Recently, however, we have come across a collection of Imogen Holst's folk-dance arrangements in her own hand which never made it into print. The manuscript, along with related correspondence, is contained within our recently-acquired Boosey & Hawkes archive, and gives further insight into Imogen Holst’s editorial approach to folk-song and dance, as well as her tireless commitment to the promotion of British music.

Imogen Holst folk dances

Newly-discovered Imogen Holst folk-dance arrangements in the British Library Boosey & Hawkes Archive. Reproduced with permission of the Holst Foundation

In June 1944, while she was busy running the music course at Dartington Hall, Imogen Holst received an invitation from the music publisher Boosey & Hawkes to edit and arrange two volumes of British folk-songs and dances for piano. She accepted with enthusiasm - ‘I cannot tell you what pleasure your suggestion gave me’ - and within 6 weeks had completed the manuscripts for both volumes.

The intention of Boosey & Hawkes was to promote the works internationally, capitalizing on pro-British sentiments in countries ‘where everything British will be much more appreciated after the war’. Imogen Holst replied that this was ‘a practical piece of internationalism that appeals to me very strongly’. Proofs for the first volume of folk-songs, complete with French and Spanish (but notably, not German) translations, were ready by January 1945, and publication followed in 1947.

However, the second volume of folk-dances remained in manuscript form. Languishing in the Boosey & Hawkes archive ever since, it contains piano arrangements for around 35 folk-dances from around the British Isles, along with handwritten introductions to both volumes. Imogen Holst had clear ideas about how folk-song and dance should be presented and was assertive about these in her correspondence with the company: ‘I feel very strongly indeed that most editions of traditional tunes are cluttered up with a lot of “expression” marks which might be all right in elaborate “composed” music of the 19th and 20th centuries but which are hopelessly out of place in simple tunes that sing themselves’.

Her keen stylistic sense, along with her understanding of traditional dance forms, also comes across in the introduction to the folk dances: ‘In the following piano arrangements the left hand has to supply the light, rhythmical accompaniment of the missing drum. Instead of providing solid harmonies it must let in the air between each rise and fall of the phrase, lifting the imaginary dancers off their feet’.

The related correspondence in the Boosey & Hawkes archive does not indicate why this second volume was never published. In 1951 Imogen Holst returned the volumes of folk-songs loaned to her by the publisher for the purposes of the project and a rather formal reply from Dr Rosen denied all knowledge of the current state of play regarding her work. By then Imogen Holst was set to leave Dartington and, after a period of travel in India, would soon become assistant to Benjamin Britten. Her subsequent dealings with Boosey & Hawkes were mostly concerned with this new creative partnership.
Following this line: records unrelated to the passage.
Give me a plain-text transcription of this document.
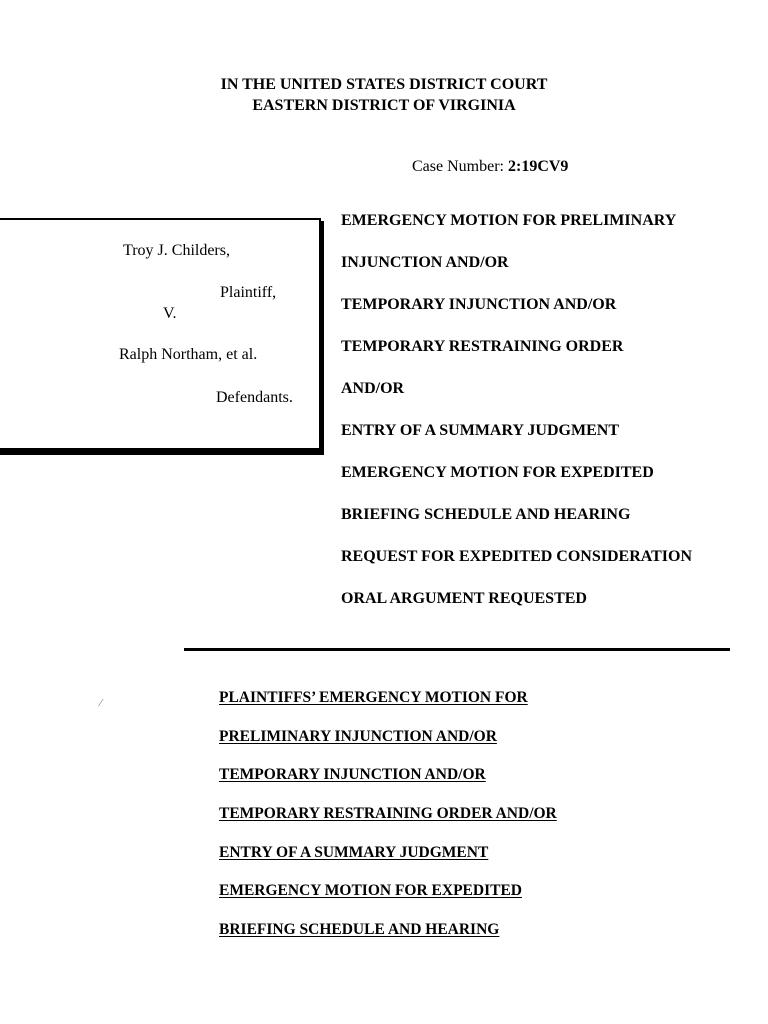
IN THE UNITED STATES DISTRICT COURT
EASTERN DISTRICT OF VIRGINIA
Case Number: 2:19CV9
Troy J. Childers,
Plaintiff,
V.
Ralph Northam, et al.
Defendants.
EMERGENCY MOTION FOR PRELIMINARY
INJUNCTION AND/OR
TEMPORARY INJUNCTION AND/OR
TEMPORARY RESTRAINING ORDER
AND/OR
ENTRY OF A SUMMARY JUDGMENT
EMERGENCY MOTION FOR EXPEDITED
BRIEFING SCHEDULE AND HEARING
REQUEST FOR EXPEDITED CONSIDERATION
ORAL ARGUMENT REQUESTED
⁄	PLAINTIFFS’ EMERGENCY MOTION FOR
PRELIMINARY INJUNCTION AND/OR
TEMPORARY INJUNCTION AND/OR
TEMPORARY RESTRAINING ORDER AND/OR
ENTRY OF A SUMMARY JUDGMENT
EMERGENCY MOTION FOR EXPEDITED
BRIEFING SCHEDULE AND HEARING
Emma Greenwood, Music Manuscript and Archival Cataloguer, British Library

 

Note

Imogen Holst, composer, conductor, writer, and administrator, was born on 12 April 1907 and died at Aldeburgh on 9 March 1984. Her archive is held at the Britten-Pears Library and has recently been catalogued as part of the Holst Archive Project. Please note that cataloguing of the Boosey & Hawkes archive at the British Library is ongoing and that access to the archive is limited until the project is complete.